At its core, Seven Days is about womanhood, sandwiched between a mother’s love for her children and an activist’s fight for political freedoms, neither of which our hero takes up lightly. Nonetheless, it still keeps Iran’s political system in mind, touching on the true-to-life sacrifices that women human rights activists face (at the film’s end, Ahadi includes a quote from Nobel Peace Prize laureate Narges Mohammadi, writing from the notorious Evin Prison). Rasoulof's script is remarkably feminist in its construction, even if such a premise can be found in every film about a woman choosing between her family and career or making a decision that prioritises her desires above all.

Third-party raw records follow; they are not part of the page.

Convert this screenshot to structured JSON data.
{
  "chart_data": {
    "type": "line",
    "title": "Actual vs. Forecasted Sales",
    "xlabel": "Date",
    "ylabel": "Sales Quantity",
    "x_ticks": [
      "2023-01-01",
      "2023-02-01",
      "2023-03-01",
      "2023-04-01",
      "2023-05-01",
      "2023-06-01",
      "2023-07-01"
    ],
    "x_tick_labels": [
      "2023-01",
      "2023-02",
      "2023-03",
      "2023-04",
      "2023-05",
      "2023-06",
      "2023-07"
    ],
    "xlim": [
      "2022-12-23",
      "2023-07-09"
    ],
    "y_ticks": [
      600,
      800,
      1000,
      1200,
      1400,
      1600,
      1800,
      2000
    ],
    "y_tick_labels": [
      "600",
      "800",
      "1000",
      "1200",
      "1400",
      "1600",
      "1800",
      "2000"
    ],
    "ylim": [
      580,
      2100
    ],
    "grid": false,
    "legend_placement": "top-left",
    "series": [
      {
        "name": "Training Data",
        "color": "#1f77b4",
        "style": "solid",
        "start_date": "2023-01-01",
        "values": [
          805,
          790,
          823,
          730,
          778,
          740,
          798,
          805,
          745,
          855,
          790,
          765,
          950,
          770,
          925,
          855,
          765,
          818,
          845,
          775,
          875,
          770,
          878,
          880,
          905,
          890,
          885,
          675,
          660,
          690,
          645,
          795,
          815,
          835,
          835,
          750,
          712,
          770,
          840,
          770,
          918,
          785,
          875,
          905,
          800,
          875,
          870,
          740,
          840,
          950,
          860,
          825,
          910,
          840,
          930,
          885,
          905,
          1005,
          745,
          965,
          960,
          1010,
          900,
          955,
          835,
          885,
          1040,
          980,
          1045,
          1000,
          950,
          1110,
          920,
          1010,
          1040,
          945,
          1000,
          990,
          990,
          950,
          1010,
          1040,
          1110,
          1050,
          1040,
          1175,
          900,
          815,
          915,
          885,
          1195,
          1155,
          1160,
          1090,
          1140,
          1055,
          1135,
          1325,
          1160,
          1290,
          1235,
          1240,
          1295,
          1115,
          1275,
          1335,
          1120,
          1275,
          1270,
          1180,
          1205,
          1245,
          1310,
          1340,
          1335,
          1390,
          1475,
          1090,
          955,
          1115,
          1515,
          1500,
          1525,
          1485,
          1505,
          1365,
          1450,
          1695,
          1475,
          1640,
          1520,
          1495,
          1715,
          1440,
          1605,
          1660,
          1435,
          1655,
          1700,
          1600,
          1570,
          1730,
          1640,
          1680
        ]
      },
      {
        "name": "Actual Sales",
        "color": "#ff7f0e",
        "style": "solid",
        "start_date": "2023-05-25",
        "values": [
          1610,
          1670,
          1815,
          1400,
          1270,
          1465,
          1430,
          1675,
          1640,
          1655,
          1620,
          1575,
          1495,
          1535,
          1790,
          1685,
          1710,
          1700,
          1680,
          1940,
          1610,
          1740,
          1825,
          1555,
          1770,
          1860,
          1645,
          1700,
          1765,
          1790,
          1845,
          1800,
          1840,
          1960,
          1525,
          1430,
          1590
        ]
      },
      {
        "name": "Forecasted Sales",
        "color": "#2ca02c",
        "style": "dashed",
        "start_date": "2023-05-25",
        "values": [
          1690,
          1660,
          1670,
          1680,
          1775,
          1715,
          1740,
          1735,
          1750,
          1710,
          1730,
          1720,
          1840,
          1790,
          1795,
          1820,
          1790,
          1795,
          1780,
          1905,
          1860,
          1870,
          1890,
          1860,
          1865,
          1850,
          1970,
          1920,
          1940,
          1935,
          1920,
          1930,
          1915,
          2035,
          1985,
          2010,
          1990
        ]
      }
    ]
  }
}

Seven Days confronts the idea that a woman has the right to choose what she believes is right for herself — as well as the innate gender biases that come with making a decision that does not socially conform. Although her friends urge her to leave as soon as possible, she deigns not leave her beloved country: “I am not sad — I am the world’s sorrow and a land is weeping in my chest,” Maryam recites. While it bears nationalist undertones in the idea that Iran is Maryam’s first love, characters also criticise the very concept of the nation-state (“A piece of land, encircled by a fictitious line called a border”).

With cinematography by Mathias Neumann, Ahadi's overly clean visuals and short conflict sequences overshadow the direness of our protagonist's plight. There is little cinematic risk-taking at play despite risks around Maryam’s every corner, and the film is particularly hindered by its pacing, which gives many sequences equal weight despite the emotional importance of some being greater than others. Despite the peril that she is very clearly in, tension seems to fall by the wayside, even if partly upheld by Asayesh's strong leading performance.

Seven Days is a German production by Brave New Work GmbH, and Goodfellas is managing international sales.